First, check through your own notes and familiarise yourself with the topic when doing revision. Then carefully read the worked examples for the topic you are studying. Next, attempt those same questions but cover the answers.
Finally, when you are satisfied with your revision thus far, attempt the end of topic short-revision questions. If you are stuck, go back to the examples. Use the space provided and check your answers again.
Self-heating cups and the meals you eat when camping for example use exothermic reactions. Alkalis are used in most cleaning reagents like bleach or bathroom cleaner. Acids like ethanoic acid make up the main part of vinegar and is used to preserve food like pickles.
All plastics come from crude oil which are refined using fractional distillation along with paints, lubricants, petrol, diesel, make-up and clothing. The list is endless. Modern polymers are being used in nanotechnologies which will lead to “smart” clothes, bendy phones, medical implants – once again resulting in endless applications.
Implants into the body rely on the reactivity series from chemistry, so that the fillings in your teeth or replacement hips don’t corrode or react with your own body.
Make up a revision timetable and stick to it. As with all subjects, ask when you don’t understand, be persistent and speak up if you feel that something is still unclear. Don’t doubt yourself and see the work as a process of discovery and not something that is designed to trick you.
Break the chemistry syllabus up into sections so you can concentrate on single topic areas. Set aside a section on practical experiments to revise as they will come up in exams and are usually worth lots of marks. Make sure you are familiar with chemistry terms and language by doing a “Mind map” which is good for quick recall.
Don’t just practice the questions or subjects you like; go through everything. Manage your revision time effectively by working in 40-minute blocks of time, set realistic revision targets and give yourself little rewards at the end when you have met them, like a quick game on your phone or have your favourite ice cream.

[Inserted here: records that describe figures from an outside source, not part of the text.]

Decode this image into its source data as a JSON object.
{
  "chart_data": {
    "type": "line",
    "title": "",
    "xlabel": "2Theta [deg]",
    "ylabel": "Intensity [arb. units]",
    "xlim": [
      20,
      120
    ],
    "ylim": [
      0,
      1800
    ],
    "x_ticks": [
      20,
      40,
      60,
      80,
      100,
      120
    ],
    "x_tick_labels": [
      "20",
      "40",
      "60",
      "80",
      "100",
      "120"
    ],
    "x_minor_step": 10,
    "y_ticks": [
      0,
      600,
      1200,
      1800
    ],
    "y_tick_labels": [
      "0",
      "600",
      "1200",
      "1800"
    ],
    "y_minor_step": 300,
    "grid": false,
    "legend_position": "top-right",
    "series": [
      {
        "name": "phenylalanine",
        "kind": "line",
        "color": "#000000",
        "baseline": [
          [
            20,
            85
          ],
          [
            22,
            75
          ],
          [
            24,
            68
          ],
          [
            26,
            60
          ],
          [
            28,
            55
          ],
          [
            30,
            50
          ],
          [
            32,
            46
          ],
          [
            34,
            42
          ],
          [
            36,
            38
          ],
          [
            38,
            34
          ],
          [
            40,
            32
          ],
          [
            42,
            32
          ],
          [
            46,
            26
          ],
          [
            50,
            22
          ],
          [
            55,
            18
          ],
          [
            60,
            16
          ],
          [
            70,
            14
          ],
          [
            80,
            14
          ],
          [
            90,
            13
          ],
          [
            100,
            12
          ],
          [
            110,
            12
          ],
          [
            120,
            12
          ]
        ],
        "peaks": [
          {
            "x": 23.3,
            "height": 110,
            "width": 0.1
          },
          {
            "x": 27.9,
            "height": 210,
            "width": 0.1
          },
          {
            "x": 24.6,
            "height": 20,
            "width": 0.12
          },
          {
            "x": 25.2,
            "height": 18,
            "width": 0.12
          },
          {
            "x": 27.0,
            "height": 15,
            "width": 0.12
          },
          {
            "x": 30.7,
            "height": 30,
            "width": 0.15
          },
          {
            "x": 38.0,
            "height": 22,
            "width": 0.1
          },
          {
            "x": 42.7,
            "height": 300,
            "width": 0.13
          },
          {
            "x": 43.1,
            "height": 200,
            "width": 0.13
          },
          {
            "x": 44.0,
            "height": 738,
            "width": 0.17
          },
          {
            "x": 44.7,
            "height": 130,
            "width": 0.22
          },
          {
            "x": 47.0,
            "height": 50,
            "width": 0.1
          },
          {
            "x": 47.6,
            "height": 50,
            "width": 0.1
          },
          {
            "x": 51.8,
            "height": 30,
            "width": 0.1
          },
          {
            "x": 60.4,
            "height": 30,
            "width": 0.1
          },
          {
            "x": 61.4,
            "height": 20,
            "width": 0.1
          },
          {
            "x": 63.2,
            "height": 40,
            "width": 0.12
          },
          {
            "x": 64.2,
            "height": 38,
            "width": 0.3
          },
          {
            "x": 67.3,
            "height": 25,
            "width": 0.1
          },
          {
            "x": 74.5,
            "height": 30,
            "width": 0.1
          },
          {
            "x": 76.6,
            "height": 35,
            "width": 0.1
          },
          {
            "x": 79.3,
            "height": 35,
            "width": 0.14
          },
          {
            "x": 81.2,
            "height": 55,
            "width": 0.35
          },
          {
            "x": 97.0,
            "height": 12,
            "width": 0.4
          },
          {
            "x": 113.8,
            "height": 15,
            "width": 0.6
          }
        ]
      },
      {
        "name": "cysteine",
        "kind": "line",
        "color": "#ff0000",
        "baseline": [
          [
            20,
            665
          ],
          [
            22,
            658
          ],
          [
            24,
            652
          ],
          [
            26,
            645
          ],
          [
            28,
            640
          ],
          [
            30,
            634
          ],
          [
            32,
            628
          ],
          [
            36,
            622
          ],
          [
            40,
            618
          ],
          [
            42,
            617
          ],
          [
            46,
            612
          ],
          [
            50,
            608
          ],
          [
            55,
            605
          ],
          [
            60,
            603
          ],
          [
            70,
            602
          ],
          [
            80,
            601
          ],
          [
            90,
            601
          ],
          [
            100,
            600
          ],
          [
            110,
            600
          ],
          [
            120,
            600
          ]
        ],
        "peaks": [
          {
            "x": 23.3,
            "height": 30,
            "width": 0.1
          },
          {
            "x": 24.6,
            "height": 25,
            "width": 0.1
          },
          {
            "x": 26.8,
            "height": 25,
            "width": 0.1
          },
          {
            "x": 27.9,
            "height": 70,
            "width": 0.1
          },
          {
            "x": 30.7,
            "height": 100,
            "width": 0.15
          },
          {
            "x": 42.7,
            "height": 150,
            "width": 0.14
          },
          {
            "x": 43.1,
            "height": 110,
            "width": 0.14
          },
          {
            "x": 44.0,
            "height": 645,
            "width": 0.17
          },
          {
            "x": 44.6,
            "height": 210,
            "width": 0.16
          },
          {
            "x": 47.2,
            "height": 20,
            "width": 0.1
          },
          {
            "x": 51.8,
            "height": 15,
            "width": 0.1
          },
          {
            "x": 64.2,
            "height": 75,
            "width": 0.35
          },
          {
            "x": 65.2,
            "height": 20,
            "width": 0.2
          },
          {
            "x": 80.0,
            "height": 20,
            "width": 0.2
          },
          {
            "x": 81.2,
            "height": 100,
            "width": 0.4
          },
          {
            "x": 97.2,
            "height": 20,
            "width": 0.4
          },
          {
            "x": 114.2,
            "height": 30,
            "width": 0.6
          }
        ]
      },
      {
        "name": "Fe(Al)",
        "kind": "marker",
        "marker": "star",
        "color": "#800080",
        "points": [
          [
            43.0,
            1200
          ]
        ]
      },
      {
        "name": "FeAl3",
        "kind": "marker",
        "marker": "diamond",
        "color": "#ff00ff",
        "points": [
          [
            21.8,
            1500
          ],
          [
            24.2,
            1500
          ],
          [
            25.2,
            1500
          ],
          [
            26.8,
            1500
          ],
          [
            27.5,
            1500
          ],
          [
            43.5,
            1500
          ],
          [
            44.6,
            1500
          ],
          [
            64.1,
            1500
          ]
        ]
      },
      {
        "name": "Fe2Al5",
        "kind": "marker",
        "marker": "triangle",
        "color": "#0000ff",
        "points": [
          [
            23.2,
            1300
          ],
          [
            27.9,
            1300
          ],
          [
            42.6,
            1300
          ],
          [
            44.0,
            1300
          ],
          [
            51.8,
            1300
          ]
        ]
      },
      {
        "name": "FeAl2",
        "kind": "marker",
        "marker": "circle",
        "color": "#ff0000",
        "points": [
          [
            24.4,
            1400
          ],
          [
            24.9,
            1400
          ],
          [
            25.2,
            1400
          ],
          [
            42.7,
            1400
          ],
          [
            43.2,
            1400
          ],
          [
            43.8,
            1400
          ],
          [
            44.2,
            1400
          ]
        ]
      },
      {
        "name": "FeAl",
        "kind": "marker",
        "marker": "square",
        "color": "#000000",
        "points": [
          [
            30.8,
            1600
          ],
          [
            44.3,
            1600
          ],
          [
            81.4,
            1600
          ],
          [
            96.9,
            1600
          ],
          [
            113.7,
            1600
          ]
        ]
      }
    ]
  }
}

Another good tip is to practice writing out common chemical reactions like the ones in the Haber process or the limestone cycle for example. Make up some flash cards with chemical formula and symbols on them, which are easy to use, and you can get anyone to test you, which is always fun.

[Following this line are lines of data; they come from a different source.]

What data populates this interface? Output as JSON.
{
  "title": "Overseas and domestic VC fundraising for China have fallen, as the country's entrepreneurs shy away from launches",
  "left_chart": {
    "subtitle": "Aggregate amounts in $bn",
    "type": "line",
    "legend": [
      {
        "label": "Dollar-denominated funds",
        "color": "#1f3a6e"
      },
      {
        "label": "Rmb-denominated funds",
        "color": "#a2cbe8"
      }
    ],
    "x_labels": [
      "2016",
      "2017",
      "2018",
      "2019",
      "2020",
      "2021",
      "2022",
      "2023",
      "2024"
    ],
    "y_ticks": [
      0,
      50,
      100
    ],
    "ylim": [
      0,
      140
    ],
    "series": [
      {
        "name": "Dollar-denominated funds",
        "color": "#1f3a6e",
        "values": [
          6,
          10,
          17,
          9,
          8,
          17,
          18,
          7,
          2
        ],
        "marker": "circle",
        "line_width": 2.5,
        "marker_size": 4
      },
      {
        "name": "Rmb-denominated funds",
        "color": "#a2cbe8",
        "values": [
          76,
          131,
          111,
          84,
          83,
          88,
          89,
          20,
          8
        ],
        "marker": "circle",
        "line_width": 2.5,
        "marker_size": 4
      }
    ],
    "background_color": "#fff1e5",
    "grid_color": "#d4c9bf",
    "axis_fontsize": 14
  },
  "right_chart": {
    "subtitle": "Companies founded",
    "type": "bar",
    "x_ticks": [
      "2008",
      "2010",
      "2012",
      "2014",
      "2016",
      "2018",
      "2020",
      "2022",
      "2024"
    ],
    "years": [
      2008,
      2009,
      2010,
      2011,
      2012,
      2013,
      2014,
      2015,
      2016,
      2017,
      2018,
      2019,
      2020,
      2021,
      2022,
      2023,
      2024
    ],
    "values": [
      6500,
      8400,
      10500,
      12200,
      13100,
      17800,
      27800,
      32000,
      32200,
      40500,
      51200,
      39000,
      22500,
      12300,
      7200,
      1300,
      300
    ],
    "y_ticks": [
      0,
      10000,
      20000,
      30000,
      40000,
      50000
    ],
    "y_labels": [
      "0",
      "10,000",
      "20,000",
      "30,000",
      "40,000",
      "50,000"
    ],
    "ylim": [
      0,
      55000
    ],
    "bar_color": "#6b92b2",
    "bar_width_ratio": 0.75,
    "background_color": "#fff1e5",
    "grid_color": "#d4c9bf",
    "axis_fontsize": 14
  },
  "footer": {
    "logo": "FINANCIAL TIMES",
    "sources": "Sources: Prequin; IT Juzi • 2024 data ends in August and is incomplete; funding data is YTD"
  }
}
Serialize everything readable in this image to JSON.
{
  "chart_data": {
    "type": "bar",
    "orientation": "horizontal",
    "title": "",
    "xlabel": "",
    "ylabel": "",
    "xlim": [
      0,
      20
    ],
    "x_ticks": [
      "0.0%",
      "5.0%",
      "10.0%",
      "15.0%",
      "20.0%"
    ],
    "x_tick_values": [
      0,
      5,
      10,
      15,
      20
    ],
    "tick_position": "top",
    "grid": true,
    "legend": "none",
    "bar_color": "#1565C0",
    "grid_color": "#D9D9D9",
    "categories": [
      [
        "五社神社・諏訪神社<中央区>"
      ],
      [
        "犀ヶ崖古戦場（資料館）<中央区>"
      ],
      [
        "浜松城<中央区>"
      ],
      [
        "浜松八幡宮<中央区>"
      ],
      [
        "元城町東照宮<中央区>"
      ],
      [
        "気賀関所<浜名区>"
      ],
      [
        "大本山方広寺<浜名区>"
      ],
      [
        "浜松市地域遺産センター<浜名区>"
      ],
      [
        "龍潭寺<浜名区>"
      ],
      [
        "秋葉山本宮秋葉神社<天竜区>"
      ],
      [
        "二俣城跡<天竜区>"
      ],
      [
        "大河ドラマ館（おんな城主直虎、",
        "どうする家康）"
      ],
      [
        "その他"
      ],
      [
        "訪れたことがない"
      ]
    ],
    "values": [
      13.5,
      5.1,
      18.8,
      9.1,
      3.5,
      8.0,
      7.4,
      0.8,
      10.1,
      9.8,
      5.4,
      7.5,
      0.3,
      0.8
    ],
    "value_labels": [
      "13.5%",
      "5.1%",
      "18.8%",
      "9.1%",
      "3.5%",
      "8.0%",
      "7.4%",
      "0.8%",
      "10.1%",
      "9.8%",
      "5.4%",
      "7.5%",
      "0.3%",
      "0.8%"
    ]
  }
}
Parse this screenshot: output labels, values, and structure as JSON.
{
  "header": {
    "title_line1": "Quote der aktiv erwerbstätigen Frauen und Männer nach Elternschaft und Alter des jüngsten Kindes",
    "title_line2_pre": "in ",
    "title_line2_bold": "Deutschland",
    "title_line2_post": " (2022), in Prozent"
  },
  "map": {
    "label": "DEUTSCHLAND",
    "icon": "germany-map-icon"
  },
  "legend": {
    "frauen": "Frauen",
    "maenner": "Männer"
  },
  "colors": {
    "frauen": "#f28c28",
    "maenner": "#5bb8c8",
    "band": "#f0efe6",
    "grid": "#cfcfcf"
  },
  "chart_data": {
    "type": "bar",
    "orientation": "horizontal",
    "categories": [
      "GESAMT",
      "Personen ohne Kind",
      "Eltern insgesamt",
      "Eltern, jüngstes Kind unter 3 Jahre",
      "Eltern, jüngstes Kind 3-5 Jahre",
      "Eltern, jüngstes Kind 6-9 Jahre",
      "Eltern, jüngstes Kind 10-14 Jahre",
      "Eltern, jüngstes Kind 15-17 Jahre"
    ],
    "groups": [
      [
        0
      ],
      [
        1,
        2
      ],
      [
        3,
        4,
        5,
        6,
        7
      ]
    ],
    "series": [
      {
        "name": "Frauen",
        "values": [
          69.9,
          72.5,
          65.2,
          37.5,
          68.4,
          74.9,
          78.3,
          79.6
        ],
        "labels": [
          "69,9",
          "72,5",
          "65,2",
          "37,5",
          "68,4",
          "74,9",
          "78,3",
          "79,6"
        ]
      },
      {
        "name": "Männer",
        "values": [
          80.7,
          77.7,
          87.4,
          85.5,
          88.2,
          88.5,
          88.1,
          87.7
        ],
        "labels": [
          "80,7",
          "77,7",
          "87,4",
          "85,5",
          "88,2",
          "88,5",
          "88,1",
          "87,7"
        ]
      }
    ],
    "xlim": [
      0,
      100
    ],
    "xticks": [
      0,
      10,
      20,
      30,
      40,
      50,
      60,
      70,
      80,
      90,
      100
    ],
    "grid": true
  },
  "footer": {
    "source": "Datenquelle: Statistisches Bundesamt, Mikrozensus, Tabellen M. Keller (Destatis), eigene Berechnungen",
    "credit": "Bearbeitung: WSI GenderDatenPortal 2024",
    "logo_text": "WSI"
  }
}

Students often forget to really look at the Periodic Table and think about what it really means and shows you. The table shows us patterns of behaviour in groups and periods, predicts trends, and can show us how individual elements behave and react with other elements. It can indicate melting and boiling points of elements which are solids, liquids, or gases at room temperature.
Another area where students make mistakes is in writing formula. Check every letter and number and make sure the equations balance. When looking at calculations check the units used in the questions and what unit the answer should be in.
Students often label lab equipment wrongly in diagrams so make sure you are familiar with all labels and how the equipment works. A good example of this would be in the section on separation techniques like distillation or chromatography.
I think students become disaffected when they don’t understand the work in front of them, so I think they should do all they can to try and understand and ask when they feel that something is unclear. To break down problems into manageable chunks so it becomes less intimidating. If students do this, they often understand far more than they realise.
Chemistry is a practical subject so make sure to take part in every experiment and take time to think about what the experiment shows you. Collect your results clearly and try to explain what has happened. Completing your work fully and successfully is a great reward in itself!
- Remember the notation for chemical nomenclature.
- Remember to use your Periodic Table.
- Always try and balance any equations you write down.
- Graphs should have appropriate scales, and they should be the right way around!
- Always remember units and include the state the reactants or products are in, such as the solid, liquid, gas or aqueous state.